Sütun, üzerinde herbiri 3 ton ağırlığında ve 3 m. çapında  bileziklerle birbirine bağlanmış 8 tane sütundan oluşmuş.
     İlk yapıldığında sütunun üzerinde doğan güneşi selamlayan  Apollon heykeli varken  330 yılında İstanbul'a dikildiğinde İmp.
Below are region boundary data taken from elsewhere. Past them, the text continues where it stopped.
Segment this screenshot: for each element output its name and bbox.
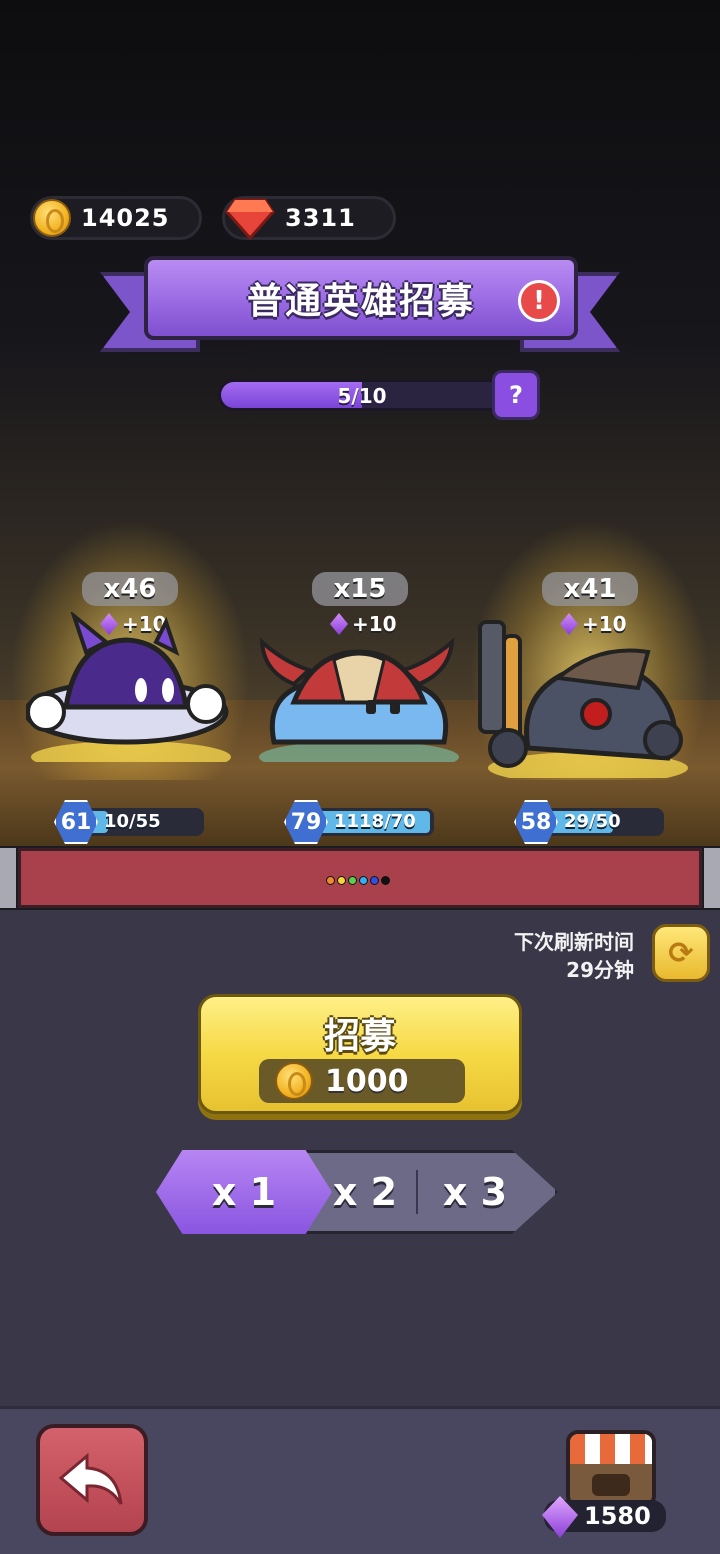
multiplier-x2-button[interactable]: x 2 [330,1150,400,1234]
gem-amount: 1580 [584,1502,651,1530]
hero-count: x46 [82,572,178,606]
coin-amount: 14025 [81,204,170,232]
xp-text: 10/55 [104,811,161,832]
coin-icon [33,199,71,237]
hero-level-bar-2: 79 1118/70 [284,800,434,844]
ruby-icon [225,198,275,240]
refresh-icon: ⟳ [668,935,694,971]
help-button[interactable]: ? [492,370,540,420]
multiplier-divider [416,1170,418,1214]
pagination-dots [326,876,390,885]
alert-icon[interactable]: ! [518,280,560,322]
refresh-button[interactable]: ⟳ [652,924,710,982]
hero-count: x41 [542,572,638,606]
progress-text: 5/10 [337,384,387,408]
multiplier-x1-button[interactable]: x 1 [156,1150,332,1234]
coin-counter: 14025 [30,196,202,240]
armored-gunner-hero-icon [478,620,688,778]
back-arrow-icon [58,1452,123,1505]
back-button[interactable] [36,1424,148,1536]
refresh-label: 下次刷新时间 [514,930,634,954]
shop-button[interactable] [566,1430,656,1508]
multiplier-x3-button[interactable]: x 3 [440,1150,510,1234]
recruit-cost-value: 1000 [325,1063,409,1099]
ufo-slime-hero-icon [26,612,231,762]
coin-icon [275,1062,313,1100]
refresh-time: 29分钟 [566,958,634,982]
shop-counter-icon [592,1474,630,1496]
hero-level-bar-3: 58 29/50 [514,800,664,844]
recruit-banner: 普通英雄招募 ! [144,256,578,340]
xp-text: 1118/70 [334,811,416,832]
strip-edge-right [704,848,720,908]
recruit-button[interactable]: 招募 1000 [198,994,522,1114]
recruit-progress-bar: 5/10 [218,379,506,411]
banner-title: 普通英雄招募 [246,281,475,322]
recruit-cost: 1000 [259,1059,465,1103]
xp-text: 29/50 [564,811,621,832]
horned-knight-slime-hero-icon [259,637,459,762]
pagination-dot [381,876,390,885]
pagination-dot [326,876,335,885]
pagination-dot [337,876,346,885]
ruby-amount: 3311 [285,204,356,232]
ruby-counter: 3311 [222,196,396,240]
recruit-label: 招募 [323,1016,396,1057]
pagination-dot [359,876,368,885]
shop-awning-icon [570,1434,652,1464]
pagination-dot [370,876,379,885]
strip-edge-left [0,848,16,908]
refresh-info: 下次刷新时间 29分钟 [514,928,634,984]
page-indicator-strip [0,846,720,910]
hero-count: x15 [312,572,408,606]
hero-level-bar-1: 61 10/55 [54,800,204,844]
pagination-dot [348,876,357,885]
Konstantin bunun yerine kendi heykelini koydurmuş.Daha sonra yine Bizans İmp. olan  Julianus ve Theodosius'un heykelleri konmuş.Sütun 1081 yılında yıldırım düşmesi sonucu yanıp hasar görmüş ve üzerindeki heykel devrilmiş.Bundan sonra I. Aleksios Komnenos sütunu onartmış ve üzerine kaidesi olan bir başlık ile  büyük bir haç koydurmuş. İstanbul'un fethinden sonra (1453) üzerindeki haç indirilmiş,1470'li yıllardan sonra  Yavuz Sultan Selim döneminde yenilenmiş.Daha sonra Osm. döneminde büyük bir yangın geçirmiş,sütunun mermerleri zedelendiğinden  Sultan II. Mustafa sütunun altına duvarla takviye ettirmiş, demir çemberlerle sardırarak sağlamlaştırmış.Bu nedenle o günden sonra adı Çemberlitaş olarak anılmış.

     Bugün de sizlere İstanbul'daki gördüğüm Dikilitaşları anlatmaya çalıştım. Eğer oralara giderseniz  eğer bu yazılarımı da okuduysanız daha bilinçli olarak gezersiniz diye düşünüyorum. Başka  güzel yerlerde görüşmek  dileğiyle.